What is Creative Development?
What is Creative Development?
Good question… It’s one we get asked a lot and it’s never been a simple answer. So, allow us this opportunity to indulge ourselves a little and give you the answer that there’s never been the time – or appetite – for at any social occasion we’ve ever attended.
The answer it deserves.
If you bravely ventured into an advertising production office back in the noughties, you would occasionally cross paths with mysterious, solitary beings, known as ‘researchers’. But these weren’t the kind of researchers you’d find running frantically around TV studios. These were a different breed entirely.
For a start they would never run anywhere, that job was reserved for the runners. ‘Saunter’ would be a more accurate description of their nonchalant manner as they entered the production office; often after arriving on a motorcycle and smoking a cigarette.
Understandably wanting to distance themselves from their tea making TV counterparts, these researchers preferred the term Director’s Assistant, Creative Researcher or perhaps the French term Art Director. Make no mistake, these were cool cats. As runners starting out in the world of production, we wanted whatever it was they had.
And so, to work…
Fuelled on a potent cocktail of caffeine, nicotine and Itsu, creative researchers spent their days and nights camped out by the office scanner, pouring over towering stacks of beautiful coffee table photography books. If not there, you’d surely find them wading waist level through an encyclopaedic DVD library of arthouse and classic Hollywood movies; which they’d proceed to ‘rip’ at a time when the process required hacker level tech. The fact that these guys were literally risking jail time for a 480p screengrab says a lot of their dedication to the cause.
But what is the cause?
Put simply; being a creative researcher is a role that gets you a unique seat at the director’s table for the creative starter. This is the precious – and finite period – when a concept is still fluid and malleable. For the creative-curious, it’s an opportunity to gain priceless insight into the dark art of directing. But not only that, it’s a chance to contribute ideas and inspire the process.
The role of creative researcher entails becoming an extension of the director’s eye and taste, hunting and gathering visual material to ultimately convey the vision in the director’s mindseye. It requires sensitivity, taste, diligence, an encyclopaedic knowledge of pop culture and a near-telepathic ability to tune in to a creative feel, that is sometimes too abstract for words. It often falls to a creative researcher to paint in the details of a location, add flesh to the bare bones of the characters, or visually illustrate an essential filmmaking technique that could be hard to describe in words.

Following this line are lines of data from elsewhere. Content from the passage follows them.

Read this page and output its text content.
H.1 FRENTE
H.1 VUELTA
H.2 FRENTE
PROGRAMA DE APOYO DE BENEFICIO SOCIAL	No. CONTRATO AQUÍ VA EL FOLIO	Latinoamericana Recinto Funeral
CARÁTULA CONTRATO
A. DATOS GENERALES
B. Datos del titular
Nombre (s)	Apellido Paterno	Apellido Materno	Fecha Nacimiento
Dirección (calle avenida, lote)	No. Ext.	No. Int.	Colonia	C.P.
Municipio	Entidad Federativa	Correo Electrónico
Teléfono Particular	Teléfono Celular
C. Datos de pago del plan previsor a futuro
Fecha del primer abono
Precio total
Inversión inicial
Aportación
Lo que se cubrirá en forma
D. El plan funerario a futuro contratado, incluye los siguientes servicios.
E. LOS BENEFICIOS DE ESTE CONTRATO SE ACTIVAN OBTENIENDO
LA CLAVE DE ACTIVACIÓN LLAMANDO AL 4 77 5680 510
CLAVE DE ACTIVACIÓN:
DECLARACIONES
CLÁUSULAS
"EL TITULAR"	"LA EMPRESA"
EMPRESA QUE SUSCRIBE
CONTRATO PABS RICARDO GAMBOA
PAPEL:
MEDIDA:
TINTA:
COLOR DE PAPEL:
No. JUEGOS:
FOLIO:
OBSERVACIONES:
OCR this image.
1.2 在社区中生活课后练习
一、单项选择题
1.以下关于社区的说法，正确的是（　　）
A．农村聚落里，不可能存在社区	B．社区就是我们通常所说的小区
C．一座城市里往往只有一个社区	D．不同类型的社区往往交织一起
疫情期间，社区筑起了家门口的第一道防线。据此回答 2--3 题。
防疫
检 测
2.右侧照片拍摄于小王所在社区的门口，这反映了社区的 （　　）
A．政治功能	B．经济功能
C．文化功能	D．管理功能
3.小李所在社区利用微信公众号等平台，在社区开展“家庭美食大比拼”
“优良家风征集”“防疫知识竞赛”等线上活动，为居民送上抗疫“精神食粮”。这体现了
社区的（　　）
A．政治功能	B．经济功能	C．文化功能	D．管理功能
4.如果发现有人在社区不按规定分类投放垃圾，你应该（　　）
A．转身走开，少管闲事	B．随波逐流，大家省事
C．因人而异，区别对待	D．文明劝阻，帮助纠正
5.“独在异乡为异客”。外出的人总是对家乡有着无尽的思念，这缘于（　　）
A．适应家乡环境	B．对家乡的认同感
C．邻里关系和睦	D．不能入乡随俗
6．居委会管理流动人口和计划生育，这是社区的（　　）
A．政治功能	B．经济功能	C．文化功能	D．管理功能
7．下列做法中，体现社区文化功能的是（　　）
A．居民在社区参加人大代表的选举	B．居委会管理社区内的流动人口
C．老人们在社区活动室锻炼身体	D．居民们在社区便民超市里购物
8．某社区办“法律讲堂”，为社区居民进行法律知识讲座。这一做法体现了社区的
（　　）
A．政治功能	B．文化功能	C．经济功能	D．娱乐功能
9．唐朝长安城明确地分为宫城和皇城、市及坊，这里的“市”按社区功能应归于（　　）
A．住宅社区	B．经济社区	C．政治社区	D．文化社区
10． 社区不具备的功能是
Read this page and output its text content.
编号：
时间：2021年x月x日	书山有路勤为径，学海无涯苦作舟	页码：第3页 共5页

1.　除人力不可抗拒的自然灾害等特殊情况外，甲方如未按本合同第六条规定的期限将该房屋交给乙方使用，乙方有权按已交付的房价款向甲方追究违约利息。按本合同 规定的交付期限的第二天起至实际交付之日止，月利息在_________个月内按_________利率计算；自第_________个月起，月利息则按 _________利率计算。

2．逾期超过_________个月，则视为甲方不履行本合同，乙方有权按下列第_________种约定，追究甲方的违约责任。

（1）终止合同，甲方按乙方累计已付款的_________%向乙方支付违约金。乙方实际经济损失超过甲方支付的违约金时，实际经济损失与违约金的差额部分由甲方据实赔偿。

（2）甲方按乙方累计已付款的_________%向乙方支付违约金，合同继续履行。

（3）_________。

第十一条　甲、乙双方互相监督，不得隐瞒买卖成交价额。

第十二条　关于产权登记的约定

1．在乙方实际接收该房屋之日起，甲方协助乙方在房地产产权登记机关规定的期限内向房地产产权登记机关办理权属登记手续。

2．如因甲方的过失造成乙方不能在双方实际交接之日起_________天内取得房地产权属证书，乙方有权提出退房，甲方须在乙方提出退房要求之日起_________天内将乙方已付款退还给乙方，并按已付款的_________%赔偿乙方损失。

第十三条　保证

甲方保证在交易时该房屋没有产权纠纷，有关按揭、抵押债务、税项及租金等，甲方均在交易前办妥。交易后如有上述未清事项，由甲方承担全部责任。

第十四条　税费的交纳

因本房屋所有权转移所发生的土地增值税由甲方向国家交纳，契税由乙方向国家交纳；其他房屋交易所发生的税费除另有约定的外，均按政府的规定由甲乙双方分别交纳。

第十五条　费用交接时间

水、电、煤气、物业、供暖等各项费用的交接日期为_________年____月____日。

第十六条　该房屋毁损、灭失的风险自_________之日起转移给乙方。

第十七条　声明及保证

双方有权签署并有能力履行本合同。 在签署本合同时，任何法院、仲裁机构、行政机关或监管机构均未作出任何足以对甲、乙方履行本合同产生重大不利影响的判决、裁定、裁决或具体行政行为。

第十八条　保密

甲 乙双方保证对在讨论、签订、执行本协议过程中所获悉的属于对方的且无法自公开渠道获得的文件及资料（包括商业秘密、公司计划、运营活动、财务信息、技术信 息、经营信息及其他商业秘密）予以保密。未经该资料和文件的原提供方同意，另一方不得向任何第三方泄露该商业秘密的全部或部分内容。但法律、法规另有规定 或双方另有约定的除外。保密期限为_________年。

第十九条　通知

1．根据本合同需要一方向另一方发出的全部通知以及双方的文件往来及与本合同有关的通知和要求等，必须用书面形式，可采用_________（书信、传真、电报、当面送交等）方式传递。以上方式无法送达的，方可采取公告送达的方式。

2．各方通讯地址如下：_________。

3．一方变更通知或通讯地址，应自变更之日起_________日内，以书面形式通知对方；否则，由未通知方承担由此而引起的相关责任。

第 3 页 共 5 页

Think ‘contra-zoom’ or ‘chiaroscuro lighting’.
All this hard work and appreciation for the craft of filmmaking is distilled down and poured onto the page for the creative agency to read and admire. That page is known as the ‘director’s treatment’ or sometimes ‘the deck’, ‘director’s interpretation’ or simply ‘the treatment’.
The treatment is what it all comes down to. For a commercial, in this case, the director’s pitch distils the essential information on how they will tackle a creative agency’s brief and execute the film idea in a style that harmonises perfectly with the overall brand campaign. It’s also a chance to add a different spin, inject comedy, make a pitch perfect casting choice, or suggest a technical execution that will turn heads and garner the brand huge media attention.
These aspects, among countless others (along with a preferable budget from the production company) are what will ultimately win a director and their production company the job.
In the early days of the digital revolution, a treatment often consisted of a simple word document containing a written director’s interpretation, supported by a handful of essential visuals to convey the idea. But, as technology developed and the internet became an ever deepening well of moving and still imagery, the scanner lay dormant and the DVD library grew dusty. The director’s treatment tracked with that, steadily growing in sophistication; the humble word doc became a bespoke design document, adding another layer of visual wrapping to the director’s vision for the project.
But, while the technology and methods have changed somewhat, the cause remains the same.
Since embarking on a journey in this field over 12 years ago, we feel privileged to have been around to witness and be part of the evolution of, what has become a vital part in, defining concepts for commercials, music videos, films, television series or games, before they get made.
As we immersed ourselves deeper into this field we continued to add more strings to our collective bow. We applied aspects from our own backgrounds in screenwriting, creative and copywriting, while developing skills like treatment writing, moving image research, mood film editing and footage licensing. We became familiar with the essential process of storyboarding and discovered the value of concept art.
The goal has always been to inject even more value to the development of a project and continue to try and push the boundaries of what a treatment could be.
Travelling this path, we came to the conclusion that ‘researcher’ was becoming a redundant term, failing to fully encompass the breadth and depth of the work being done in these crucial early stages. So, along with a small group of our close colleagues working in our field, including the incomparable Aleks Cvetojević, we grappled with the idea of redefining what it is we were doing and sought to give it an umbrella term that sufficiently captured everything we do.
And so, the term Creative Development was settled upon as a moniker that seeks to encompass everything it is that we currently do, while also leaving space for further progression of the craft. As with many multi-disciplinary fields, it’s never easy putting what we do into a box, but as more and more people working in our field adopt the term, we feel it’s a good fit.